Closed AjayKhalsa closed 3 years ago
Great idea @AjayKhalsa ! As an organization tips, I'd suggest having every contributor to fill in the overall readme.md
in this project folder (either in root or exercise
), and there should be either a agreed-upon format/table where we summarize the approach/model, their performances and etc. Also important is how everyone splits train-test should be standardized (say 80/20). Optionally, everyone should feel free to further split the 80 training data to train-validation as needed.
It'd be good for the first contributor to start having doing so and we can have a few iterations of this to make it not just a copy-and-pasted Jupiter notebooks area, but rather a carefully collated model comparison project folder.
Also, for the benefits of collaborations, perhaps we should have each contributor submitting 1-2 models. So its not just dominated by a few, but encouraging more people to participate in this model comparison exercise.
I like the idea. I would like to contribute.
@vishxm Sure, definitely welcomed ! @AjayKhalsa and @vishxm , do you know where to get the dataset?
It might be useful for the first PR to be creating the dataset folder and copy the dataset together with a readme.md
describing the dataset and the sources/credit.

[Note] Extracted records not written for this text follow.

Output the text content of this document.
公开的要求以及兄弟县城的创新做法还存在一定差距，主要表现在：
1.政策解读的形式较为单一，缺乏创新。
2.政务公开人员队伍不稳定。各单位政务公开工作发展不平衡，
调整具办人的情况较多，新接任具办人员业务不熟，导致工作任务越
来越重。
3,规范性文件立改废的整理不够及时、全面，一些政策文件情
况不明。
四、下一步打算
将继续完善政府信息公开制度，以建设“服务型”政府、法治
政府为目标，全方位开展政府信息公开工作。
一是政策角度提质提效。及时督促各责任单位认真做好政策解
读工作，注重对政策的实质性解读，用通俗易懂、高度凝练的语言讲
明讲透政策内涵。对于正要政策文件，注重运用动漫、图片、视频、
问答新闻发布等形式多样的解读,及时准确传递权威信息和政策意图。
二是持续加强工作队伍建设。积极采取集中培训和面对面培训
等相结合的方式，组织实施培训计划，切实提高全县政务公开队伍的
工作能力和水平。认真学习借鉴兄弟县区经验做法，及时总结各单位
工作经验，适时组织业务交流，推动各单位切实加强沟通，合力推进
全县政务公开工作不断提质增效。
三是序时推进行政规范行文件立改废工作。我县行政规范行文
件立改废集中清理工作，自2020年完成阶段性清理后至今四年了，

gimme 10 mins i'll add the dataset and an initial structure
This issue is especially for Hacktoberfest participants
Learning Goals
How different algorithms give different results when implemented on a single dataset
Exercise Statement
[Explain and describe what the exercise is] Implement different ML Algorithms like Logistic Regression, Random Forest, XG Boost for Employee Attrition dataset
Prerequisites
Random-forest model, feature extraction, SVM, logistic Regression, etc
Data source/summary:
[Provide a succinct summary of what the data is and where it is from] To predict Employee Attrition by the given data about his/her past history. This dataset is a modified version of the IBM Employee Analytics Dataset
(Optional) Suggest/Propose Solutions
Implement different data preprocessing techniques, algorithms. Feel free to use your creativity. Add your solution with an explanation in comments with the filename as the name of the models used and a short description of your solution like what techniques you used and the model accuracy in the solution readme.